Company profit reporting season wraps up
This week Emeco, TZ Limited and Threat Protect wrapped up company profit reporting season for our clients.
Threat Protect released a good result. Assisted by recent acquisitions, revenue increased 58%, and a net profit of $1.7m was delivered.
The result showed a step-up in H2 (vs H1) revenue for Monitoring - with this division being the major contributor to the company's earnings. This bodes well in relation to the growth outlook for FY-18.
The company is actively pursuing further acquisition opportunities in the monitoring sector, so as to leverage the company's current infrastructure and add to future earnings growth.
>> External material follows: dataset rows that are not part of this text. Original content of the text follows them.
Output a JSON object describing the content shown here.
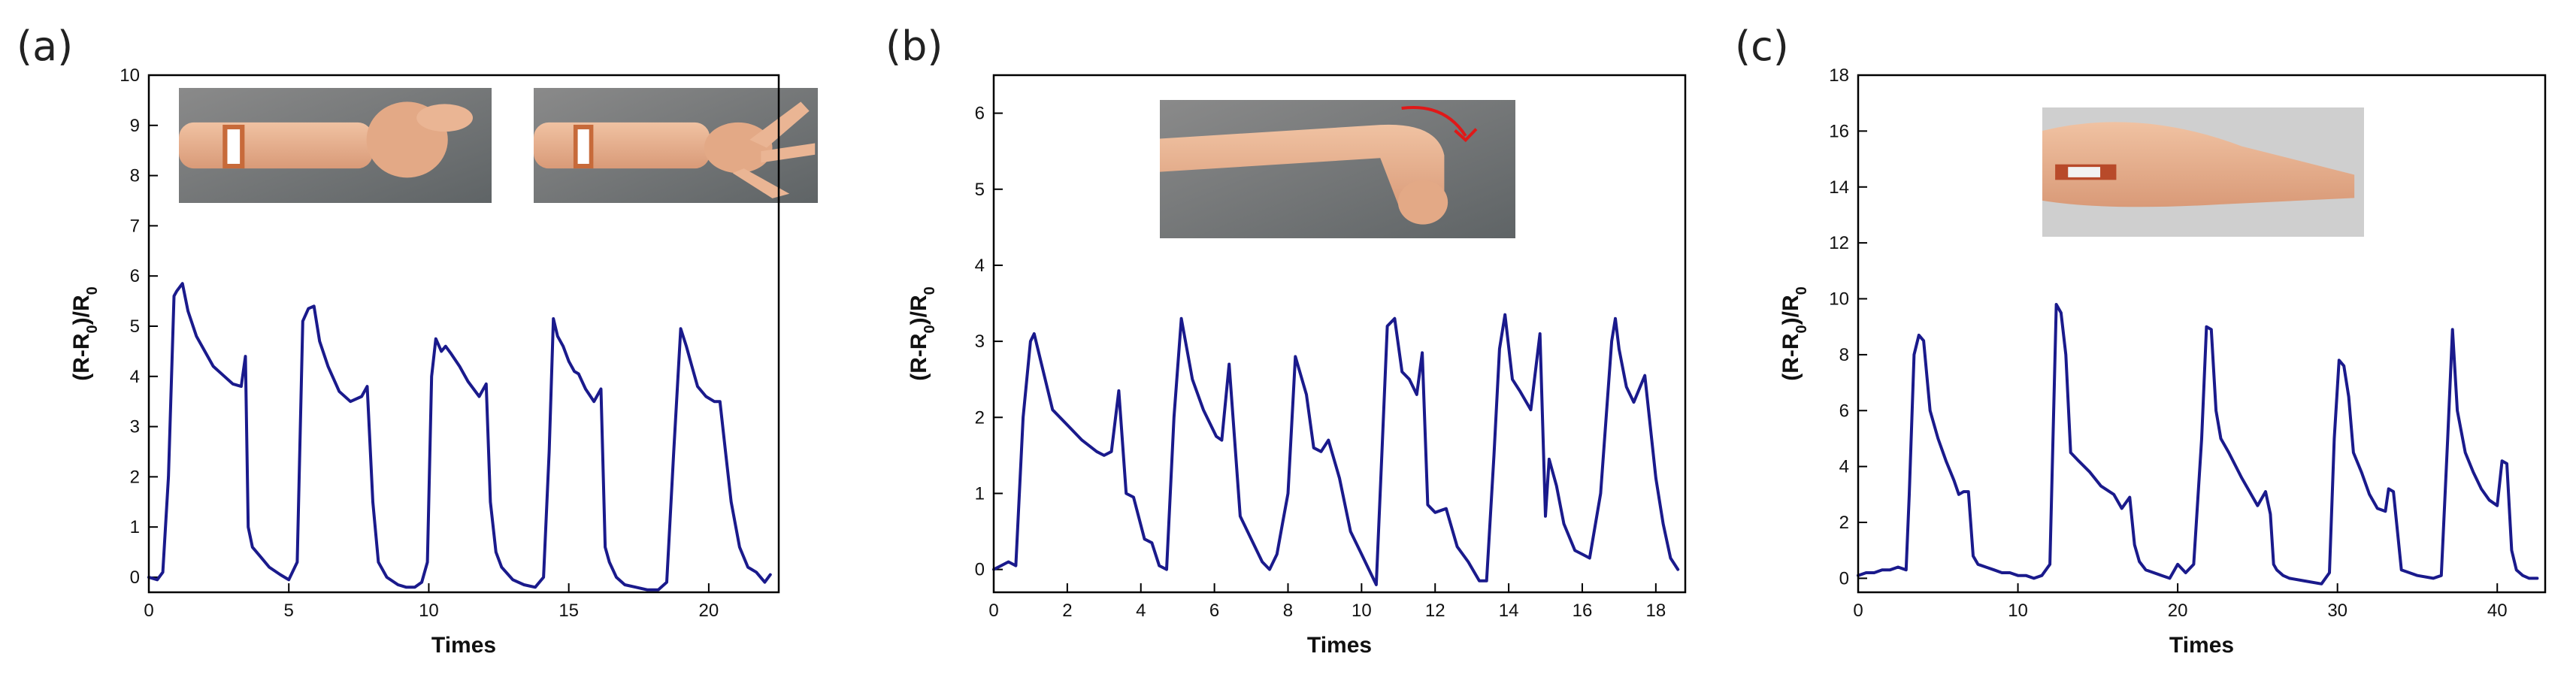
{
  "chart_data": [
    {
      "type": "line",
      "panel_label": "(a)",
      "xlabel": "Times",
      "ylabel_main": "(R-R",
      "ylabel_sub": "0",
      "ylabel_mid": ")/R",
      "ylabel_sub2": "0",
      "xlim": [
        0,
        22.5
      ],
      "ylim": [
        -0.3,
        10
      ],
      "xticks": [
        0,
        5,
        10,
        15,
        20
      ],
      "yticks": [
        0,
        1,
        2,
        3,
        4,
        5,
        6,
        7,
        8,
        9,
        10
      ],
      "insets": [
        "wrist-with-fist-photo",
        "wrist-with-open-hand-photo"
      ],
      "series": [
        {
          "color": "#1a1a8c",
          "x": [
            0,
            0.3,
            0.5,
            0.7,
            0.9,
            1.0,
            1.2,
            1.4,
            1.7,
            2.0,
            2.3,
            2.7,
            3.0,
            3.3,
            3.45,
            3.55,
            3.7,
            4.0,
            4.3,
            4.7,
            5.0,
            5.3,
            5.5,
            5.7,
            5.9,
            6.1,
            6.4,
            6.8,
            7.2,
            7.6,
            7.8,
            8.0,
            8.2,
            8.5,
            8.9,
            9.2,
            9.5,
            9.75,
            9.95,
            10.1,
            10.25,
            10.45,
            10.6,
            10.8,
            11.1,
            11.4,
            11.8,
            12.05,
            12.2,
            12.4,
            12.6,
            13.0,
            13.4,
            13.8,
            14.1,
            14.3,
            14.45,
            14.6,
            14.8,
            15.0,
            15.2,
            15.35,
            15.6,
            15.9,
            16.15,
            16.3,
            16.45,
            16.7,
            17.0,
            17.4,
            17.8,
            18.2,
            18.5,
            18.75,
            19.0,
            19.2,
            19.4,
            19.6,
            19.9,
            20.2,
            20.4,
            20.6,
            20.8,
            21.1,
            21.4,
            21.7,
            22.0,
            22.2
          ],
          "y": [
            0,
            -0.05,
            0.1,
            2.0,
            5.6,
            5.7,
            5.85,
            5.3,
            4.8,
            4.5,
            4.2,
            4.0,
            3.85,
            3.8,
            4.4,
            1.0,
            0.6,
            0.4,
            0.2,
            0.05,
            -0.05,
            0.3,
            5.1,
            5.35,
            5.4,
            4.7,
            4.2,
            3.7,
            3.5,
            3.6,
            3.8,
            1.5,
            0.3,
            0.0,
            -0.15,
            -0.2,
            -0.2,
            -0.1,
            0.3,
            4.0,
            4.75,
            4.5,
            4.6,
            4.45,
            4.2,
            3.9,
            3.6,
            3.85,
            1.5,
            0.5,
            0.2,
            -0.05,
            -0.15,
            -0.2,
            0.0,
            2.5,
            5.15,
            4.8,
            4.6,
            4.3,
            4.1,
            4.05,
            3.75,
            3.5,
            3.75,
            0.6,
            0.3,
            0.0,
            -0.15,
            -0.2,
            -0.25,
            -0.25,
            -0.1,
            2.5,
            4.95,
            4.6,
            4.2,
            3.8,
            3.6,
            3.5,
            3.5,
            2.5,
            1.5,
            0.6,
            0.2,
            0.1,
            -0.1,
            0.05
          ]
        }
      ]
    },
    {
      "type": "line",
      "panel_label": "(b)",
      "xlabel": "Times",
      "ylabel_main": "(R-R",
      "ylabel_sub": "0",
      "ylabel_mid": ")/R",
      "ylabel_sub2": "0",
      "xlim": [
        0,
        18.8
      ],
      "ylim": [
        -0.3,
        6.5
      ],
      "xticks": [
        0,
        2,
        4,
        6,
        8,
        10,
        12,
        14,
        16,
        18
      ],
      "yticks": [
        0,
        1,
        2,
        3,
        4,
        5,
        6
      ],
      "insets": [
        "bent-wrist-photo"
      ],
      "series": [
        {
          "color": "#1a1a8c",
          "x": [
            0,
            0.2,
            0.4,
            0.6,
            0.8,
            1.0,
            1.1,
            1.3,
            1.6,
            2.0,
            2.4,
            2.8,
            3.0,
            3.2,
            3.4,
            3.6,
            3.8,
            4.1,
            4.3,
            4.5,
            4.7,
            4.9,
            5.1,
            5.4,
            5.7,
            5.9,
            6.05,
            6.2,
            6.4,
            6.7,
            7.0,
            7.3,
            7.5,
            7.7,
            7.85,
            8.0,
            8.2,
            8.5,
            8.7,
            8.9,
            9.1,
            9.4,
            9.7,
            10.0,
            10.2,
            10.4,
            10.55,
            10.7,
            10.9,
            11.1,
            11.3,
            11.5,
            11.65,
            11.8,
            12.0,
            12.3,
            12.6,
            12.9,
            13.2,
            13.4,
            13.6,
            13.75,
            13.9,
            14.1,
            14.3,
            14.6,
            14.85,
            15.0,
            15.1,
            15.3,
            15.5,
            15.8,
            16.0,
            16.2,
            16.5,
            16.8,
            16.9,
            17.0,
            17.2,
            17.4,
            17.7,
            18.0,
            18.2,
            18.4,
            18.6
          ],
          "y": [
            0,
            0.05,
            0.1,
            0.05,
            2.0,
            3.0,
            3.1,
            2.7,
            2.1,
            1.9,
            1.7,
            1.55,
            1.5,
            1.55,
            2.35,
            1.0,
            0.95,
            0.4,
            0.35,
            0.05,
            0.0,
            2.0,
            3.3,
            2.5,
            2.1,
            1.9,
            1.75,
            1.7,
            2.7,
            0.7,
            0.4,
            0.1,
            0.0,
            0.2,
            0.6,
            1.0,
            2.8,
            2.3,
            1.6,
            1.55,
            1.7,
            1.2,
            0.5,
            0.2,
            0.0,
            -0.2,
            1.5,
            3.2,
            3.3,
            2.6,
            2.5,
            2.3,
            2.85,
            0.85,
            0.75,
            0.8,
            0.3,
            0.1,
            -0.15,
            -0.15,
            1.5,
            2.9,
            3.35,
            2.5,
            2.35,
            2.1,
            3.1,
            0.7,
            1.45,
            1.1,
            0.6,
            0.25,
            0.2,
            0.15,
            1.0,
            3.0,
            3.3,
            2.9,
            2.4,
            2.2,
            2.55,
            1.2,
            0.6,
            0.15,
            0.0
          ]
        }
      ]
    },
    {
      "type": "line",
      "panel_label": "(c)",
      "xlabel": "Times",
      "ylabel_main": "(R-R",
      "ylabel_sub": "0",
      "ylabel_mid": ")/R",
      "ylabel_sub2": "0",
      "xlim": [
        0,
        43
      ],
      "ylim": [
        -0.5,
        18
      ],
      "xticks": [
        0,
        10,
        20,
        30,
        40
      ],
      "yticks": [
        0,
        2,
        4,
        6,
        8,
        10,
        12,
        14,
        16,
        18
      ],
      "insets": [
        "arm-with-sensor-photo"
      ],
      "series": [
        {
          "color": "#1a1a8c",
          "x": [
            0,
            0.5,
            1.0,
            1.5,
            2.0,
            2.5,
            3.0,
            3.2,
            3.5,
            3.8,
            4.1,
            4.5,
            5.0,
            5.5,
            6.0,
            6.3,
            6.6,
            6.9,
            7.2,
            7.5,
            8.0,
            8.5,
            9.0,
            9.5,
            10.0,
            10.5,
            11.0,
            11.5,
            12.0,
            12.4,
            12.7,
            13.0,
            13.3,
            13.8,
            14.5,
            15.2,
            16.0,
            16.5,
            17.0,
            17.3,
            17.6,
            18.0,
            19.0,
            19.5,
            20.0,
            20.5,
            21.0,
            21.5,
            21.8,
            22.1,
            22.4,
            22.7,
            23.2,
            24.0,
            25.0,
            25.5,
            25.8,
            26.0,
            26.2,
            26.6,
            27.0,
            28.0,
            29.0,
            29.5,
            29.8,
            30.1,
            30.4,
            30.7,
            31.0,
            31.5,
            32.0,
            32.5,
            33.0,
            33.2,
            33.5,
            34.0,
            35.0,
            36.0,
            36.5,
            36.9,
            37.2,
            37.5,
            38.0,
            38.5,
            39.0,
            39.5,
            40.0,
            40.3,
            40.6,
            40.9,
            41.2,
            41.6,
            42.0,
            42.5
          ],
          "y": [
            0.1,
            0.2,
            0.2,
            0.3,
            0.3,
            0.4,
            0.3,
            3.0,
            8.0,
            8.7,
            8.5,
            6.0,
            5.0,
            4.2,
            3.5,
            3.0,
            3.1,
            3.1,
            0.8,
            0.5,
            0.4,
            0.3,
            0.2,
            0.2,
            0.1,
            0.1,
            0.0,
            0.1,
            0.5,
            9.8,
            9.5,
            8.0,
            4.5,
            4.2,
            3.8,
            3.3,
            3.0,
            2.5,
            2.9,
            1.2,
            0.6,
            0.3,
            0.1,
            0.0,
            0.5,
            0.2,
            0.5,
            5.0,
            9.0,
            8.9,
            6.0,
            5.0,
            4.5,
            3.6,
            2.6,
            3.1,
            2.3,
            0.5,
            0.3,
            0.1,
            0.0,
            -0.1,
            -0.2,
            0.2,
            5.0,
            7.8,
            7.6,
            6.5,
            4.5,
            3.8,
            3.0,
            2.5,
            2.4,
            3.2,
            3.1,
            0.3,
            0.1,
            0.0,
            0.1,
            5.0,
            8.9,
            6.0,
            4.5,
            3.8,
            3.2,
            2.8,
            2.6,
            4.2,
            4.1,
            1.0,
            0.3,
            0.1,
            0.0,
            0.0
          ]
        }
      ]
    }
  ]
}
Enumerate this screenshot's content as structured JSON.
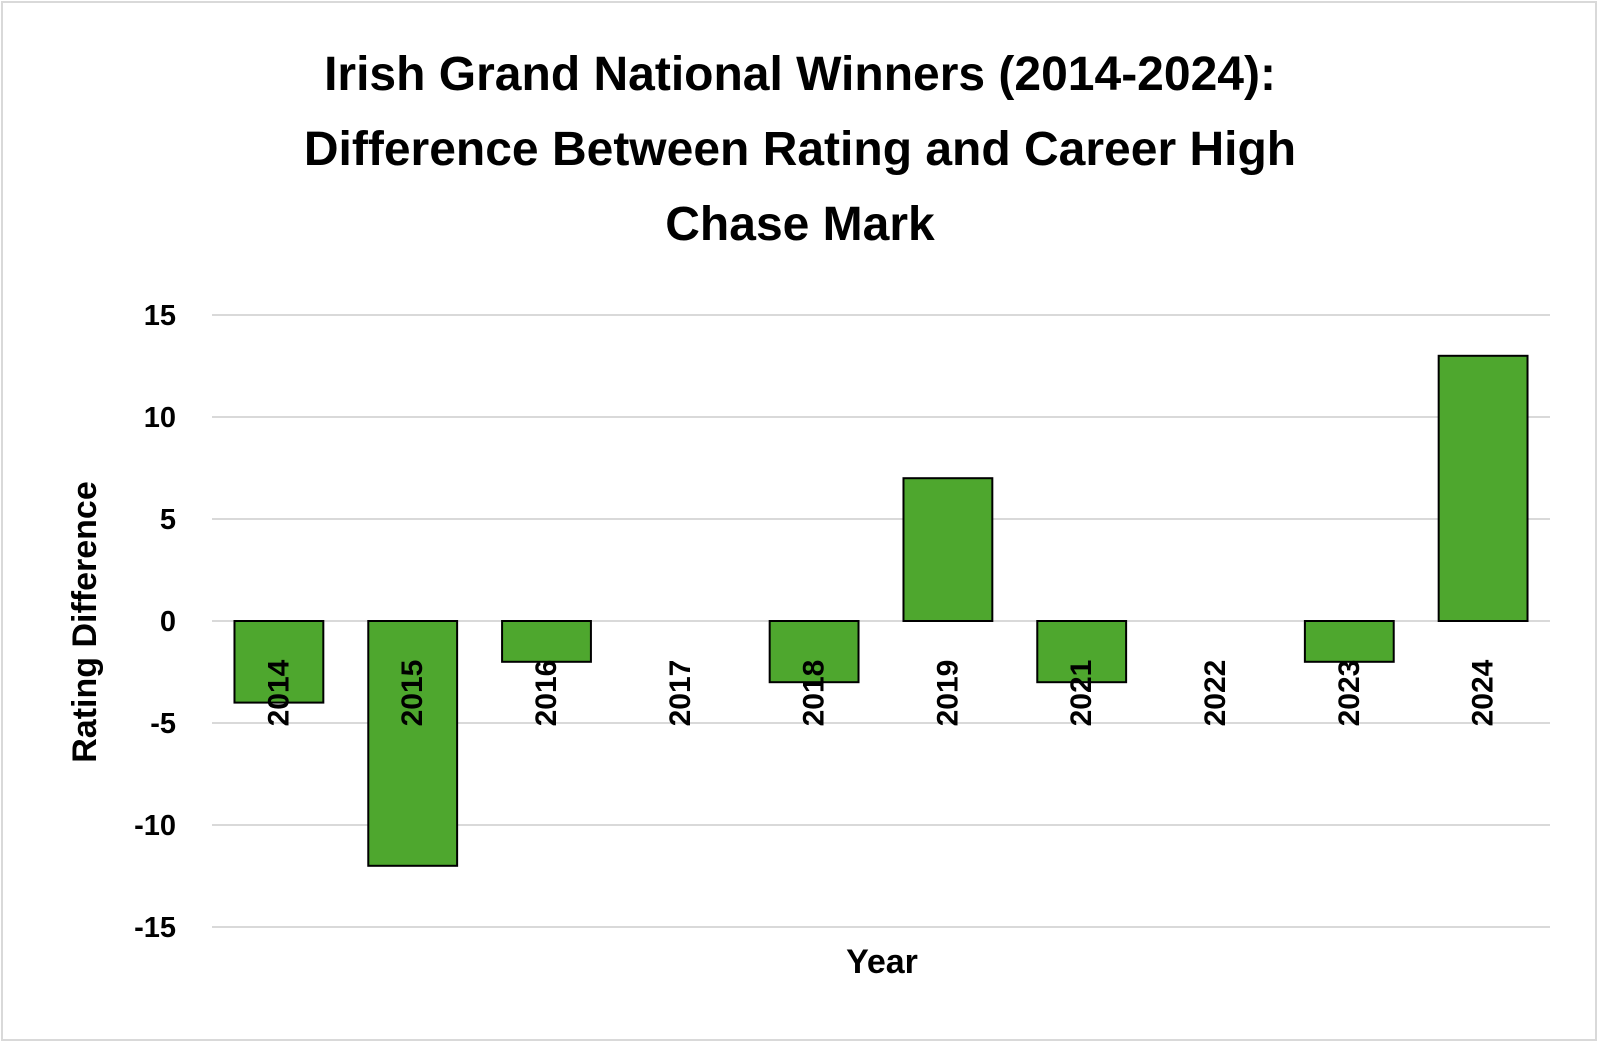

Emeco's result is three-quarters of the old Emeco business, plus the fourth quarter of the combined Emeco / Andy's / Orionstone business (include a debt restructure and capital raising). So the numbers in the table below are pretty messy, and what is really important is what the fourth quarter looks like, excluding the business combination related costs.
Firstly, to macro factors. Demand is increasing - as shown by the utilisation trend above. Commodity price outlooks are stable to positive (except for a decline in the elevated metallurgical coal price), and production forecasts are for growth over the years 2018 to 2021. Additionally, the equipment market is tightening (reducing inventory, longer lead time for components and equipment, increased equipment prices), meaning margins need to and will increase.
Operating earnings before interest, tax, depreciation and amortisation (EBITDA) was $83.5m in FY-17. The Q4 EBITDA was $29.5m but was self-impacted by one-off costs associated with preparation work on the fleet obtained from Orionstone and Andy's. Additionally, $15m of annual cost synergy savings are expected with the combined group. Based on First Samuel's analysis, we assess the company can comfortably deliver an EBITDA of $185m+ for FY-18.
Furthermore, with declining interest costs and depreciation costs (a major impact for essentially high asset / capital value companies such as Emeco), a positive profit figure is forecast for FY-18.
TZ Limited results, although a loss, showed a continuing improvement in the underlying trend. This is especially in relation to revenue growth, and EBITDA. We understand that the company is now cash flow positive, with the next step being to make a net profit. Product sales / orders on hand point to a positive start to FY-18.
Due to project delays in H2 of FY-17, some revenue and associated earnings moved into FY-18. Gross margins improved due to a more favourable business mix. Cost saving initiatives are underway (e.g. rental costs, manufacturing) and the company is motivated to leverage the company's technology to achieve a successful FY-18.